Wake development plays a dominant role in wind turbine aerodynamics. The flow behind the turbine may result in a skewed wake, which causes fluctuating loads on downwind turbines. Also, aerodynamic loads due to high winds and wakes from upstream turbines and obstacles must be computed. The phenomenon known as dynamic stall, which has a significant effect on rotor speed and power production, as well is also included in the modeling. Further, results from VC can be input to aero-elastic codes to study the structural dynamics at different flow conditions. Due to the use of uniform grids any blade/tower configuration is easily accommodated.

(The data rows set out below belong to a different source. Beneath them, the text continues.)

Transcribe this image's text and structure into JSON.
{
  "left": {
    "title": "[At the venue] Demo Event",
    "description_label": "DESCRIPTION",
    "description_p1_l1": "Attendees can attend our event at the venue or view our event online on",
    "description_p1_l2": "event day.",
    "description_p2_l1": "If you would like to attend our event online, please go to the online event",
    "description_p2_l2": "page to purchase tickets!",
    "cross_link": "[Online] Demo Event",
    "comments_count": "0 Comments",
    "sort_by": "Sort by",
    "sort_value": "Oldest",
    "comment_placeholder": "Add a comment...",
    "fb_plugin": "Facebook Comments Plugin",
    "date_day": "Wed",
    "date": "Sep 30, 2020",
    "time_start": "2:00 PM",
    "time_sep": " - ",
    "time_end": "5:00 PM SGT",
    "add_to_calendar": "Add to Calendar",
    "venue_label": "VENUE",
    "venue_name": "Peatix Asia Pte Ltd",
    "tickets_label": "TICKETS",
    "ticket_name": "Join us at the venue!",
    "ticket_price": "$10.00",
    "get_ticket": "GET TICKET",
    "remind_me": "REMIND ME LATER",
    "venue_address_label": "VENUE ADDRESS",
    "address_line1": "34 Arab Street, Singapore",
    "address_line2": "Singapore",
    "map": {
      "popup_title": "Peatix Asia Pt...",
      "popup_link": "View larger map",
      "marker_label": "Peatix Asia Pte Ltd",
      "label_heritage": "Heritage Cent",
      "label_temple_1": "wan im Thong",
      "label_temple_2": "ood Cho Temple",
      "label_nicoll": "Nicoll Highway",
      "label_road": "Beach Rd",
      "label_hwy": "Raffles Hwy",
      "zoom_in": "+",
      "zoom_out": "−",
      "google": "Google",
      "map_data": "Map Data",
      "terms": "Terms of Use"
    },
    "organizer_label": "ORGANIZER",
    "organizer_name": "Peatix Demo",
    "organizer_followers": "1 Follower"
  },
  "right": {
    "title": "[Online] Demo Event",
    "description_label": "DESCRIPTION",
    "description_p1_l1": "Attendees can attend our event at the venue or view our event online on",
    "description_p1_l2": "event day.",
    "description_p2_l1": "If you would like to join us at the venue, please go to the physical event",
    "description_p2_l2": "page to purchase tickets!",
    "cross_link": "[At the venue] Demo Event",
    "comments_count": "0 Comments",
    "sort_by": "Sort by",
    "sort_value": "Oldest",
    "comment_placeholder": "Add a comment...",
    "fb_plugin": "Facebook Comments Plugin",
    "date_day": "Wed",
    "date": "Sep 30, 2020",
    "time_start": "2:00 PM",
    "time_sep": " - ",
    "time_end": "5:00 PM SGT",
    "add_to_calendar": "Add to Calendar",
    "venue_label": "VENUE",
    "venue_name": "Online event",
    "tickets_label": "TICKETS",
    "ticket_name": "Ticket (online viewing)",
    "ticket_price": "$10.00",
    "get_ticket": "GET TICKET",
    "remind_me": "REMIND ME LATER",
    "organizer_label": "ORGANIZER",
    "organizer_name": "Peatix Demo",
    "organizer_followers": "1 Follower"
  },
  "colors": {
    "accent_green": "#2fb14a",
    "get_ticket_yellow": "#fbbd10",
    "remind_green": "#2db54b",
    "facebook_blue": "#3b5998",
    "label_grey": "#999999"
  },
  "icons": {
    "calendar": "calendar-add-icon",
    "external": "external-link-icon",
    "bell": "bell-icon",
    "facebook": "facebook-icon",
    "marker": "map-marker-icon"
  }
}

VC is also helpful to perform aerodynamic studies and improvise innovative models of windmills with minimal computational effort, as compared to cost and time incurred in setting up a wind tunnel test or using a highly complicated fine grid/adaptive grid/higher order schemes.

3. Micrositing

To maximize power production in a wind farm it is necessary to determine the exact position of each wind turbine. Not only does wind play an important role but the complex topographical conditions need to be taken into account as well. Simulations for numerous locations are done to determine the local wind field for an optimized farm. Wake losses from the upwind turbine energy extraction are included in the model to compute downwind and crosswind spacing of the wind turbine. Array losses depend on location and configuration of the turbines, wind regime and turbulent wakes. All of these are easily computed for a best or “near best” micro-siting decision.

The wind farm array depends on wind speed and direction. Computations for various flow conditions are performed with minimal computational effort/time. Fast, flexible, easy to use methods such as VC are necessary for computations involving wind energy, since the highly nonlinear dependence of power output precludes the attempt to use average wind models. Thus, many direct numerical simulations must be done for many wind conditions to effectively determine windmill siting.

4. Noise

As the demands of locating wind farms near the energy grid and resulting infringement on population increase, so too does rectifying the intrusive nature of noise that is generated by the wind farms. The major source of noise originates from flow interaction with blades. This is referred as aerodynamic noise and generally increases with tip speed/tip speed ratio. Each wind turbine produces noise to its own level. The levels of “unwanted” noise are computed at varying wind speeds. When large wind turbines are located close to highly populated areas, developing quiet wind turbines becomes very important. The unwanted noise level depends on background noise, distance between source and observer, reflections from multiple surfaces and refraction.

The classical theory of using spherical waves is not accurate for long distance propagation, due to the influence of wind, topography and temperature gradients. VC incorporates an Eulerian technique called, Wave Confinement (WC). Atmospheric absorption is also included in the model to compute the noise decay. Noise contours for any site of interest are generated. The temperature gradients near the surface can form evaporated ducts, which can propagate the noise for longer distances than expected. WC has the capability to capture these realistic effects.